Keine Frage: Gratiszeitungen sind verführerisch. Sie sind einfach da, kosten nichts, haben ein handliches Format und lassen die zwanzig Minuten, die der Mensch hierzulande durchschnittlich in Zug, Bus oder Tram verbringt, vergehen wie im Flug.
170 Titel weltweit
Sie bieten – nach den Worten ihrer Macher – alles, was neu und wichtig ist in guter Nachrichtenqualität; idealtypisch finanzieren sie sich möglichst rasch aus Inserate-Erlösen und helfen andere Produkte eines Verlags zu stützen.
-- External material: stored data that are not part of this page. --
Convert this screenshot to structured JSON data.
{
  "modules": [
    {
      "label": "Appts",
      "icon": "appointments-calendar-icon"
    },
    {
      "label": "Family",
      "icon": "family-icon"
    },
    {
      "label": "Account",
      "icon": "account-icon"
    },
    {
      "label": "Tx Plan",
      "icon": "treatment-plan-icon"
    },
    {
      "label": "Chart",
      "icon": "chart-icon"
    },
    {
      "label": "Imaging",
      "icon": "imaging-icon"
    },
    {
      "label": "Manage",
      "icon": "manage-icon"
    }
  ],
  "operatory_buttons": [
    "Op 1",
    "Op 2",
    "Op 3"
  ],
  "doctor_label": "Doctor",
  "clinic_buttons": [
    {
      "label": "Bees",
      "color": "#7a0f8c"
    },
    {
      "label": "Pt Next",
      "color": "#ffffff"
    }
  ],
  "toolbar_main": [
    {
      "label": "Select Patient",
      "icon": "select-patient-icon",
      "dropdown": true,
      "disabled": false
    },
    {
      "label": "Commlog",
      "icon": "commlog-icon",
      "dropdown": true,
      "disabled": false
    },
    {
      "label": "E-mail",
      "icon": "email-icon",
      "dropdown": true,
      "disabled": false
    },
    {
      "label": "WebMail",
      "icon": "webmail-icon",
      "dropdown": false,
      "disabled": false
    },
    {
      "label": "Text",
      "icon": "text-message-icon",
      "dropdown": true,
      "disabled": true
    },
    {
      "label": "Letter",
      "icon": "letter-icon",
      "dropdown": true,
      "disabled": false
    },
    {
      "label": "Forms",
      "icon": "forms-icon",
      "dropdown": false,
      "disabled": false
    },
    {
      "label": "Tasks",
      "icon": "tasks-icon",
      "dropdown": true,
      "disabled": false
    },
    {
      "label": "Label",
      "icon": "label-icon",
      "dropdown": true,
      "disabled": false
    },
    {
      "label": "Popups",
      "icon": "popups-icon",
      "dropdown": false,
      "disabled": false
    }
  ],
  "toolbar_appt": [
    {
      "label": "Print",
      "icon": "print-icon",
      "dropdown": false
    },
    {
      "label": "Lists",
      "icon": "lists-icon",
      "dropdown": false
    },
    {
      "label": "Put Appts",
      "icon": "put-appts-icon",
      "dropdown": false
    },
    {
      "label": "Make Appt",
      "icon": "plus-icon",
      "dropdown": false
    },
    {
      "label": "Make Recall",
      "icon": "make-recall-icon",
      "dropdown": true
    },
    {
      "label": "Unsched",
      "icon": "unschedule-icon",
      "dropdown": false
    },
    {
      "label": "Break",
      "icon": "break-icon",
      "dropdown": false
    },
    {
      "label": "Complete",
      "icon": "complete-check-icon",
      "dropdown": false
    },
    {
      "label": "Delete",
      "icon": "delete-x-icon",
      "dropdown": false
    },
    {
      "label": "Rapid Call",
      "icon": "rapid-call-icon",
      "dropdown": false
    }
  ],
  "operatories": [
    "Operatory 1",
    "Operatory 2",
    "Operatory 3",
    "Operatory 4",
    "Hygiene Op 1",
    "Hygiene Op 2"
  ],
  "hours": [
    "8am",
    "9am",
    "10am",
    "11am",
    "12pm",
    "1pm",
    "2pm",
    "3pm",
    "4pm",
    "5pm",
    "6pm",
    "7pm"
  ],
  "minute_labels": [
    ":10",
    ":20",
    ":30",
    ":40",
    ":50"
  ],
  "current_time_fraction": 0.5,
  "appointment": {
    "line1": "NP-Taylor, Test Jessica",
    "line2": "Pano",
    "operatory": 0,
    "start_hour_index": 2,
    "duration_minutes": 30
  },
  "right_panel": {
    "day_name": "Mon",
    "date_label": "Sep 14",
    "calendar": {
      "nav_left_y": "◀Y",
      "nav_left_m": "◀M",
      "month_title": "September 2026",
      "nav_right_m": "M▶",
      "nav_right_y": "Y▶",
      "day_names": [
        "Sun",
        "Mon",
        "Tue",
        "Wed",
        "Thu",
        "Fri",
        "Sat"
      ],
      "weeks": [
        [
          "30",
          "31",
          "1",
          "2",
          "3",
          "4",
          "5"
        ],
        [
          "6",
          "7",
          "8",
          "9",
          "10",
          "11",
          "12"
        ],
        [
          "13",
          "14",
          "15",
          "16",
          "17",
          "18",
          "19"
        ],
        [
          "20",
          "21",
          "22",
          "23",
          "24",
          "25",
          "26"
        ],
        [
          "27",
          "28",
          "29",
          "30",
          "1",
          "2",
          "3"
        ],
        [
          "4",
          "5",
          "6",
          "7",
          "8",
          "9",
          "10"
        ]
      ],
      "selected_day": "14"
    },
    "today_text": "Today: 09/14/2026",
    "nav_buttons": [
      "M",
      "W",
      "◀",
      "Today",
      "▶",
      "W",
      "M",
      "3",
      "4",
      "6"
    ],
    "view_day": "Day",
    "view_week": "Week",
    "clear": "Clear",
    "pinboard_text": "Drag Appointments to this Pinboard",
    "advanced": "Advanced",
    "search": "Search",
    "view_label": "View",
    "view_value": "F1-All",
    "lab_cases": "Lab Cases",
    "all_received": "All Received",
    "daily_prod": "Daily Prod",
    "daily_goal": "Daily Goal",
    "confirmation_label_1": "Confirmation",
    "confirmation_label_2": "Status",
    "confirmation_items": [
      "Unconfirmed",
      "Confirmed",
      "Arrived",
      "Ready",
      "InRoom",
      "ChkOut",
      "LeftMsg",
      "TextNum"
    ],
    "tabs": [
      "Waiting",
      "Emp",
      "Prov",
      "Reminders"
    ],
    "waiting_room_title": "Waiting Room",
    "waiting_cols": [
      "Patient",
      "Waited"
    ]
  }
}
Die Marktdaten klingen verlockend. Gegenwärtig gibt es in 26 europäischen Ländern Gratis-Tageszeitungen. Weltweit sind es 170 Titel; ihre Auflagen verdoppelten sich nach Angaben des Weltverbands der Zeitungen seit 2001. Die AG für Werbemedienforschung (Wemf) bestätigt diese Dimension für die Schweiz – und liefert Stoff für weitere Verheissungen: Gratisblätter erreichen die, die viele verloren glaubten: fast jeder zweite ist jünger als 30.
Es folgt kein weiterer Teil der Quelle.